Marriage has refined me. Motherhood has stretched me. Both have grounded me in grace. They remind me daily that I cannot do this in my own power. But as Psalm 127:1 says, “Unless the Lord builds the house, the builders labor in vain.” Every part of my family story is God-built, God-sustained, and God-covered.
The Testimony: God Writes the Best Stories
If there’s one truth my life testifies to, it’s this: It doesn’t matter how you start—God determines how you finish.
Philippians 1:6 says, “He who began a good work in you will carry it on to completion until the day of Christ Jesus.”
The girl who couldn’t comprehend is now Dr. Rutledge.The child who hated reading became a published author.The young woman who was told she wasn’t college material graduated with honors.The entrepreneur who lost a food truck gained unshakable faith.The woman who doubted herself now walks as a wife, mother, leader, and change agent—only by God’s grace.
Gratitude
At 36, my heart is filled with gratitude. Gratitude that God saw fit that I have the most supportive husband who believes that I can conquer all things. Gratitude for my son who teaches me love and patience. Gratitude for my mother, who never gave up on me. Gratitude for the HBCU that showed me what Black excellence looked like up close. Gratitude for the investors who believed in my dreams.
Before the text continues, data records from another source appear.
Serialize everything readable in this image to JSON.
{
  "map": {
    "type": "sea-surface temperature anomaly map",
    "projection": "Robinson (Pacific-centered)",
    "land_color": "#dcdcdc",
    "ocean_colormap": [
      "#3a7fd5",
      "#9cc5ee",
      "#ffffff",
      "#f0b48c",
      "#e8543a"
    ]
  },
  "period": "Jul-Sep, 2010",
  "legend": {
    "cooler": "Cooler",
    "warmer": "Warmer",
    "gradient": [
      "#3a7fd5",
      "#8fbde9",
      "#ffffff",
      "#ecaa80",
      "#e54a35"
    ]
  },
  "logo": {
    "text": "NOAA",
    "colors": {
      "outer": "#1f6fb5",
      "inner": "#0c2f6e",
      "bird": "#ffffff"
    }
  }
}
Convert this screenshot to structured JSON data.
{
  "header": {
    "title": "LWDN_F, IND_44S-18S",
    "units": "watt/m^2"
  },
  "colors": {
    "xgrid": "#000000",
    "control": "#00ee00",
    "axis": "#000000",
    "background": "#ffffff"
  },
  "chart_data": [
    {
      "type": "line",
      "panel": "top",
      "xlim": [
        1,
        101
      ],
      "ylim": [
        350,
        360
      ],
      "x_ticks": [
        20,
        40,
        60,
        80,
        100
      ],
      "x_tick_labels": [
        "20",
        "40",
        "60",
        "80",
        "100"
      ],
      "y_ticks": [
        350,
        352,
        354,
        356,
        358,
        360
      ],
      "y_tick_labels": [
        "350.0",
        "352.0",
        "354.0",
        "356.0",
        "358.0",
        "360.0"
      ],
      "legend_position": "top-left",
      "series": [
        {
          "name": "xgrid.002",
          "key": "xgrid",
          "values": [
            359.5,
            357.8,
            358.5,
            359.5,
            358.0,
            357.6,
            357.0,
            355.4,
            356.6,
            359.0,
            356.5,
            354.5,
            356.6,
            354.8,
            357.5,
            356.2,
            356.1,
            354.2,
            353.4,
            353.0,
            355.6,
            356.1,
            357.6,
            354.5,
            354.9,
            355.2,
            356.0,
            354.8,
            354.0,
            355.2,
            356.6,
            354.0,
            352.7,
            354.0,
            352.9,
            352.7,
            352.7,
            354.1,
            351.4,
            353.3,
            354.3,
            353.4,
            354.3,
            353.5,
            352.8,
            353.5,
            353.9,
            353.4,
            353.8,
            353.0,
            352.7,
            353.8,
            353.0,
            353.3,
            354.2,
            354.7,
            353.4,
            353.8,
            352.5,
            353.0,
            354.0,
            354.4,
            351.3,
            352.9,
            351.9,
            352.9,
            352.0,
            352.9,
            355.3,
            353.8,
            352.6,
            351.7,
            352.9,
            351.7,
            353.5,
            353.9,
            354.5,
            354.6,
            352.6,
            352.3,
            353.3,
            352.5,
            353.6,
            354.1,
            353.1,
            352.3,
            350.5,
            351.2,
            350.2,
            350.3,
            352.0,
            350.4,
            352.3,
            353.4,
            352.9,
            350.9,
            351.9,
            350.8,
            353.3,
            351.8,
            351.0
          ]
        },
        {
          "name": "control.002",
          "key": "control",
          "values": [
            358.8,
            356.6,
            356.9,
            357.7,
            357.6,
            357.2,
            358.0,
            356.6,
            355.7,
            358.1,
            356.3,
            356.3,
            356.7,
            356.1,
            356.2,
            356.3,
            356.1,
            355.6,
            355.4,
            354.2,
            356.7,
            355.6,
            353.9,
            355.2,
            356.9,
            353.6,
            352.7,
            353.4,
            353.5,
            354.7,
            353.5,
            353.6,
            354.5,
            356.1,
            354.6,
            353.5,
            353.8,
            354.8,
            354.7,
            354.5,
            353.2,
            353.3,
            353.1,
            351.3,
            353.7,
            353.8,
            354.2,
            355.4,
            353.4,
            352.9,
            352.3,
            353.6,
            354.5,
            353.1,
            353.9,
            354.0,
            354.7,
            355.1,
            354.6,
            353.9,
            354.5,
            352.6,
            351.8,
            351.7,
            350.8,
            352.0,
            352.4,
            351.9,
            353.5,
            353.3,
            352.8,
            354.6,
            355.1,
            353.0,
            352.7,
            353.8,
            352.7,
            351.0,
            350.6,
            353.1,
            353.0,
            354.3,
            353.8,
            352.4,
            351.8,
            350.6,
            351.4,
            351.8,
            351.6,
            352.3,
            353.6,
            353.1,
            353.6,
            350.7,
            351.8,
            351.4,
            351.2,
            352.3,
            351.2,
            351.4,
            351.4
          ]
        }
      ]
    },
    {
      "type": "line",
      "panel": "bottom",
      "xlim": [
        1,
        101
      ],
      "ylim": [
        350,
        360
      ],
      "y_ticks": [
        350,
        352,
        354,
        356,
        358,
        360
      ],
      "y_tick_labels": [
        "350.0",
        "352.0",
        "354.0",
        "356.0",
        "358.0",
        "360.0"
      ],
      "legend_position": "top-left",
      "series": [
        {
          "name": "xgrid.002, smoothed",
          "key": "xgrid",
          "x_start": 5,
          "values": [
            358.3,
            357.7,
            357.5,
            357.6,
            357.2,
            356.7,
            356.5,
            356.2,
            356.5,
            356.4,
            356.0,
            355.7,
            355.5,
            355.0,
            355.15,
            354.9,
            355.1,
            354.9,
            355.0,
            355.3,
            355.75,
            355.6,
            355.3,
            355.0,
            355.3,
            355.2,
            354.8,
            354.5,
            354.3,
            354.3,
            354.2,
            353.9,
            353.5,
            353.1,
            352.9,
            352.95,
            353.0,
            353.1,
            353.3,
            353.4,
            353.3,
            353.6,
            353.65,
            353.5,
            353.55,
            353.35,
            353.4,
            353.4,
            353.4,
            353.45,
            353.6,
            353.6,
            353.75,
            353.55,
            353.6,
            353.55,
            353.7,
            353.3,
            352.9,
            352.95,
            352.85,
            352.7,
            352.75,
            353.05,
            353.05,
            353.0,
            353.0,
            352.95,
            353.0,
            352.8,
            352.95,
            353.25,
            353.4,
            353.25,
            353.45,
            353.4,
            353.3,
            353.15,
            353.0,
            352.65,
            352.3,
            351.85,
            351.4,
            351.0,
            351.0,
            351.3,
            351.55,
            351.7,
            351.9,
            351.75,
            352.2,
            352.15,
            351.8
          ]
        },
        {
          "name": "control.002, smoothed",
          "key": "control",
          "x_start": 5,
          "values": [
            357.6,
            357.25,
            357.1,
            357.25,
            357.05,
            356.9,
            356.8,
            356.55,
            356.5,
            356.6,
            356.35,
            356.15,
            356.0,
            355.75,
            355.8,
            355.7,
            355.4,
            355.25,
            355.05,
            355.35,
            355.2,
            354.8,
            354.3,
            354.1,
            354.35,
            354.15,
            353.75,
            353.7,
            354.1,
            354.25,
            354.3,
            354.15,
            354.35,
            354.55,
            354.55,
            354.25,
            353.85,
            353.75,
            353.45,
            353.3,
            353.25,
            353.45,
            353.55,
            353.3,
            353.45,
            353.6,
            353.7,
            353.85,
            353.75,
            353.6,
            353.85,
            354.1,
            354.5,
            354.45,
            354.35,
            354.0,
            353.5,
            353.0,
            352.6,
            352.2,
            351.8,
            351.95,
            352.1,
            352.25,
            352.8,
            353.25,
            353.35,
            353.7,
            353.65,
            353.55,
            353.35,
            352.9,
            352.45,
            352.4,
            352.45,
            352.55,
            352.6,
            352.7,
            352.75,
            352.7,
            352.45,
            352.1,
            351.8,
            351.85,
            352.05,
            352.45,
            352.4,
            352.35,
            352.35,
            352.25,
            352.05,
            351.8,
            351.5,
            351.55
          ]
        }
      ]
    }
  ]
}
Gratitude for the friends and mentors who prayed me through. But most of all, gratitude to God—who saw the end from the beginning and never left me.
Ephesians 3:20–21 captures my story perfectly: “Now to him who is able to do immeasurably more than all we ask or imagine, according to his power that is at work within us, to him be glory.”
Every struggle became a setup for His glory. Every setback was redirection toward His purpose. Every “no” made room for His greater “yes.”
And if He did it for me, He can do it for you.
Give yourself permission to pause, but never give up. God’s not finished with your story.